About 1,500 people cheered Nigel Farage on as the Ukip leader dismissed David Cameron's EU renegotiation deal at a pro-Brexit rally in Westminster on Friday, 19 February. The Eurosceptic firebrand sarcastically suggested that the British prime minister should be nominated for an Oscar for "battling for Britain" in Brussels to secure the settlement.
"It does not address the issue that we should not be paying £55m ($79m) a day to a club whose accounts have not been signed off for nearly 20 years," Farage declared. "It does not address the fundamental and number one issue in British politics, which is that we have a total open door to over 500 million people. It doe none of those things."
"The prime minister will tell you that he's won this amazing deal," he added, "that we've been given permission to limit migrant benefits for up to four years.
"Even that deal is no good because the European Parliament have the ability to pull it to pieces and veto it, and any other promise that will be written into a future European treaty can be struck down by the European Court of Justice. Dave's deal is not worth the paper that it's written on."
Galloway called a 'disgrace'
But the real drama of the Grassroots Out (GO) event came when Farage unveiled the group's surprise guest speaker, George Galloway. The Respect leader was heckled by some of the Eurosceptic crowd as he made his way to the podium and one man was reportedly removed from the hall by security after repeatedly shouting at the left-winger.
Dozens of attendees also quickly left the rally once Farage had introduced Galloway. Some of the people said they had trains to catch, but one right-leaning man branded the decision as a "f***ing disgrace" as he briefly spoke to IBTimes UK on his way to the Queen Elizabeth II Conference Centre exit.
Galloway spoke of his "admiration" for Farage when the Mayor of London candidate conducted a video interview with IBTimes UK just days before the GO rally, and the controversial figure said he "couldn't possibly comment" on whether he would speak at the event.
One of the Scot's former colleagues in the Labour party also addressed the London crowd. Kate Hoey, MP for Vauxhall, claimed Labour leader Jeremy Corbyn and shadow chancellor John McDonnell had been "stifled" into backing a pro-EU position by the party "machine".
"I would say to Jeremy and to our party's leadership that around the country there are millions of Labour voters and supporters who have been left without a voice on the most important issue of our lifetime," Hoey argued.
The comments came after the Eurosceptic crowd learnt of some other left-wing related news – that a "big" trade union would be announced as a supporter of GO on 22 February. The RMT and Aslef are currently the only two unions backing a Brexit, while the TUC and GMB are supporting the campaign for the UK to remain in the EU.
The GO rally was held as EU leaders and top civil servants wrapped-up Cameron's renegotiation in Brussels. The prime minister said the settlement meant Britain would never be part of a "European superstate" and claimed the deal gave the UK a "special status" inside the EU.

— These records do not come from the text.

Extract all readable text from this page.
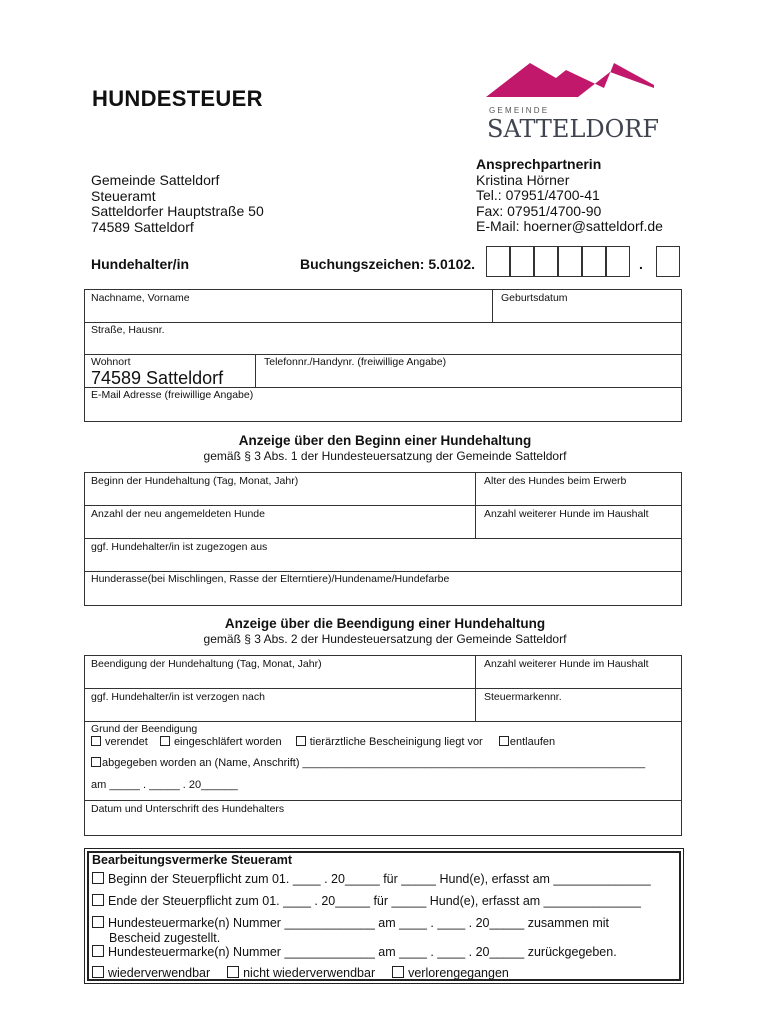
HUNDESTEUER	GEMEINDE
SATTELDORF
Gemeinde Satteldorf
Steueramt
Satteldorfer Hauptstraße 50
74589 Satteldorf
Ansprechpartnerin
Kristina Hörner
Tel.: 07951/4700-41
Fax: 07951/4700-90
E-Mail: hoerner@satteldorf.de
Hundehalter/in	Buchungszeichen: 5.0102.	.
Nachname, Vorname	Geburtsdatum
Straße, Hausnr.
Wohnort
74589 Satteldorf
Telefonnr./Handynr. (freiwillige Angabe)
E-Mail Adresse (freiwillige Angabe)
Anzeige über den Beginn einer Hundehaltung
gemäß § 3 Abs. 1 der Hundesteuersatzung der Gemeinde Satteldorf
Beginn der Hundehaltung (Tag, Monat, Jahr)	Alter des Hundes beim Erwerb
Anzahl der neu angemeldeten Hunde	Anzahl weiterer Hunde im Haushalt
ggf. Hundehalter/in ist zugezogen aus
Hunderasse(bei Mischlingen, Rasse der Elterntiere)/Hundename/Hundefarbe
Anzeige über die Beendigung einer Hundehaltung
gemäß § 3 Abs. 2 der Hundesteuersatzung der Gemeinde Satteldorf
Beendigung der Hundehaltung (Tag, Monat, Jahr)	Anzahl weiterer Hunde im Haushalt
ggf. Hundehalter/in ist verzogen nach	Steuermarkennr.
Grund der Beendigung
verendet eingeschläfert worden	tierärztliche Bescheinigung liegt vor entlaufen
abgegeben worden an (Name, Anschrift) ________________________________________________________
am _____ . _____ . 20______
Datum und Unterschrift des Hundehalters
Bearbeitungsvermerke Steueramt
Beginn der Steuerpflicht zum 01. ____ . 20_____ für _____ Hund(e), erfasst am ______________
Ende der Steuerpflicht zum 01. ____ . 20_____ für _____ Hund(e), erfasst am ______________
Hundesteuermarke(n) Nummer _____________ am ____ . ____ . 20_____ zusammen mit
Bescheid zugestellt.
Hundesteuermarke(n) Nummer _____________ am ____ . ____ . 20_____ zurückgegeben.
wiederverwendbar	nicht wiederverwendbar	verlorengegangen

But Vote Leave, a group vying with the GO Movement for the Electoral Commission's official Brexit campaign designation, described Cameron's renegotiation as "hollow".
"Crucially, this deal is not legally binding and can be ripped up by EU politicians and unelected EU judges so it will have no more force than an unsigned contract," said Matthew Elliott, the chief executive of Vote Leave. "The only way to get real change is to Vote Leave and take back control – that is the safer choice."
Cameron is presenting the new deal to Cabinet meeting on the morning of Saturday, 20 February. Afterwards he is expected to free Cabinet members to support either the stay or remain campaign and then declare the EU referendum to be 23 June 2016.
The move will enable top Eurosceptic Tories, such as Work and Pensions Secretary Iain Duncan Smith and Justice Secretary Michael Gove, to publicly back a Brexit. The prime minister confirmed that Gove would campaign for a 'leave' vote at the historic ballot after addressing press in Brussels following the EU deal announcement.
Labour's Frank Field, who is also chair of the powerful Work and Pensions Committee, revealed his support for a breakaway from Brussels not long after Cameron's late night speech.
The latest online opinion from TNS, of more than 1,000 people between 11-15 February, gave 'leave' a three point lead over 'remain' (39% versus 36%), while 25% of respondents were undecided. A poll-of-polls created by the independent What UK Thinks group, using data from ICM, YouGov, ComRes, TNS and Ipsos MORI, shows opinion nearly evenly split at 51% in favour of remaining in the EU and 49% against.